Wondering how much to withdraw each year from your individual retirement account (IRA) once you reach that "magic" age of 70-1/2? Thanks to a recent change in government regulations, your decision-making just got a lot simpler, for both you and your beneficiaries. These new rules are in effect as of January 2001. Even though they are called "proposed regulations," so was the previous set of rules, which was in effect since 1987.
The U.S. Treasury department has announced that, although the rules do not officially take effect until 2002, they can be used for calculating minimum required distributions this year. However, they cannot be used by people who turned 70 ½ in 2000 and decided to postpone their distribution until April 1, 2001. Those folks must still follow the previous set of withdrawal rules.
The changes in minimum distribution rules are expected to save taxpayers billions of dollars over time. Most people will see a reduction in the amount that they are required to withdraw from their IRA, which will both reduce their income taxes and lengthen the life of their IRA accounts. There will also be potentially larger distributions for beneficiaries, thus creating new estate planning opportunities.
One of the biggest changes is the creation of a uniform life expectancy table instead of the confusing "crazy quilt" of calculation methods such as term certain and recalculation. The new table is based on a joint life expectancy with a ten-year age difference. In other words, regardless of who is named as an IRA beneficiary, they will be treated as if they are ten years younger to determine minimum required IRA payouts. There is one exception, however. If a spouse is more than ten years younger than an IRA owner, a couple can use their actual joint life expectancy. For those couples, the required payout will be even smaller than that which is allowed under the uniform table.
Calculating your required distribution will no longer require a degree in math or accounting. Now, all you have to do is add up the total amount in all of your IRA accounts on December 31 of the previous year and divide the amount in your IRAs by the appropriate figure in the new Proposed IRA Uniform Distribution Table. The new table is available at many financial institutions that serve as IRA custodians (e.g., brokerage firms) and online at the Kiplinger's Personal Finance Web site at www.kiplinger.com and the Rutgers Cooperative Extension Web site at www.rce.rutgers.edu/money2000/ira-table.html .
For example, the divisor for someone who turns 70 in the first half of 2001 is 26.2. If that person has $100,000 in an IRA, they would divide $100,000 by 26.2 to determine the required minimum withdrawal amount ($3,817).
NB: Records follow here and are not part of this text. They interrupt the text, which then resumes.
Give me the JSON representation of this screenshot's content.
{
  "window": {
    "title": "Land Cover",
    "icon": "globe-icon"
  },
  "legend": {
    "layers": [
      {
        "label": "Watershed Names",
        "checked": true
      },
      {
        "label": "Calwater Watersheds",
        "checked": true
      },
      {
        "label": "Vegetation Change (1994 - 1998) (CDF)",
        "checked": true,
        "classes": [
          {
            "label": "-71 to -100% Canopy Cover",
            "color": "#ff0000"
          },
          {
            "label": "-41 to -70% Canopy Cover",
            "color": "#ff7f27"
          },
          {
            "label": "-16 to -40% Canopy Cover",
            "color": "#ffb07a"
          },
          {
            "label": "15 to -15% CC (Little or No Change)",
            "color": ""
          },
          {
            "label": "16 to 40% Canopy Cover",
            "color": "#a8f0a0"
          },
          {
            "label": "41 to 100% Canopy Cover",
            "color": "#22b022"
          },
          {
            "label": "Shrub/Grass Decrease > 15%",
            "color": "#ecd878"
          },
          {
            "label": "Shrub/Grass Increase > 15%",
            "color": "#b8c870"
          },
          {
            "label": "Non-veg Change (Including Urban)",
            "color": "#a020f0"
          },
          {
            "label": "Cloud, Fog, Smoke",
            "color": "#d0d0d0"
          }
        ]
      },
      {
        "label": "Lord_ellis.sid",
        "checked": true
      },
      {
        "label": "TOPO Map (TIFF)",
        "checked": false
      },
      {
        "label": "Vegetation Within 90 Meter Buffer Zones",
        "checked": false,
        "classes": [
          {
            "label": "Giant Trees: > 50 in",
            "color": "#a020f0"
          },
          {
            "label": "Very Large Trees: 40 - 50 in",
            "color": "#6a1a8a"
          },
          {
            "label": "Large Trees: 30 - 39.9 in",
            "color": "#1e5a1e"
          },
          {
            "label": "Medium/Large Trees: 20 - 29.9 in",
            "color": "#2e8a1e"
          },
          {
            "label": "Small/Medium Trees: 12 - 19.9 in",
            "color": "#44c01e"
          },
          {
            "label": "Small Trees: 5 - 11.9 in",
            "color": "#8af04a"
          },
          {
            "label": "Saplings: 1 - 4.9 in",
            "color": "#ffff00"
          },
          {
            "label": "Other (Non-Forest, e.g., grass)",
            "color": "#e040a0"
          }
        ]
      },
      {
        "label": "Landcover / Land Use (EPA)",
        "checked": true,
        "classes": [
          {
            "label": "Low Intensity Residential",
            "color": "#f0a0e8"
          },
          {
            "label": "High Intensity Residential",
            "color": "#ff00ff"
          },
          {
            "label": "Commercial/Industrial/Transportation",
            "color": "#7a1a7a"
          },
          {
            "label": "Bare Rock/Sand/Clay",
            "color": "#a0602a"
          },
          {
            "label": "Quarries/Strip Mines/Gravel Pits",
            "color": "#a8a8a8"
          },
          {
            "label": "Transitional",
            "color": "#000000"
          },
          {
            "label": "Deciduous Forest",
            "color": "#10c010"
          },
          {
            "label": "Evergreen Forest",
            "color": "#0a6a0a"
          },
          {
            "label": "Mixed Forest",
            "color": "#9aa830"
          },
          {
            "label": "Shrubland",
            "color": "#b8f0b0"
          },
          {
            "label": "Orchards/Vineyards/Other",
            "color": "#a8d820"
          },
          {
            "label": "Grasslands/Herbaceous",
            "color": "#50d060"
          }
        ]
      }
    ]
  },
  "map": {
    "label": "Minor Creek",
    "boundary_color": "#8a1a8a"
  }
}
Actual cash withdrawals can be taken from any number of accounts that you hold as long as the total of all withdrawals meets the minimum required amount. Of course, you can always withdraw more than the minimum required distribution any time that you choose, without penalty, once you reach age 59-1/2. However, if you withdraw less than you are required to after age 70-1/2, the IRS assesses a harsh penalty equal to half of what you should have withdrawn, but didn't.
Another change in IRA distribution regulations is that beneficiary designations at age 70-1/2 are no longer irrevocable. Beneficiaries can be changed freely because they do not affect the calculation method (unless a spouse more than ten years younger is selected).
Below is some advice to get your estate in order and make the most of these new regulations:
Take advantage of new estate planning opportunities as well as tax savings. Under the new rules, IRA distributions can be stretched out over children's life expectancies.
Review all IRA beneficiary designations and add contingent beneficiaries, if needed, to add flexibility to estate plans.
Consider consolidating multiple IRA accounts as you get ready to take distributions to simplify the process of determining the correct withdrawal amount.
Do it right. Under the previous withdrawal calculation system, even the IRS couldn't tell if people were taking the right amount of IRA withdrawal. Now, with a simplified set of rules and a uniform distribution table, the math is as easy for the IRS as it is for taxpayers. In addition, the new rules require IRA custodians (e.g., banks, mutual fund companies) to report to taxpayers and the IRS the required distribution that is supposed to be withdrawn so as to ensure compliance.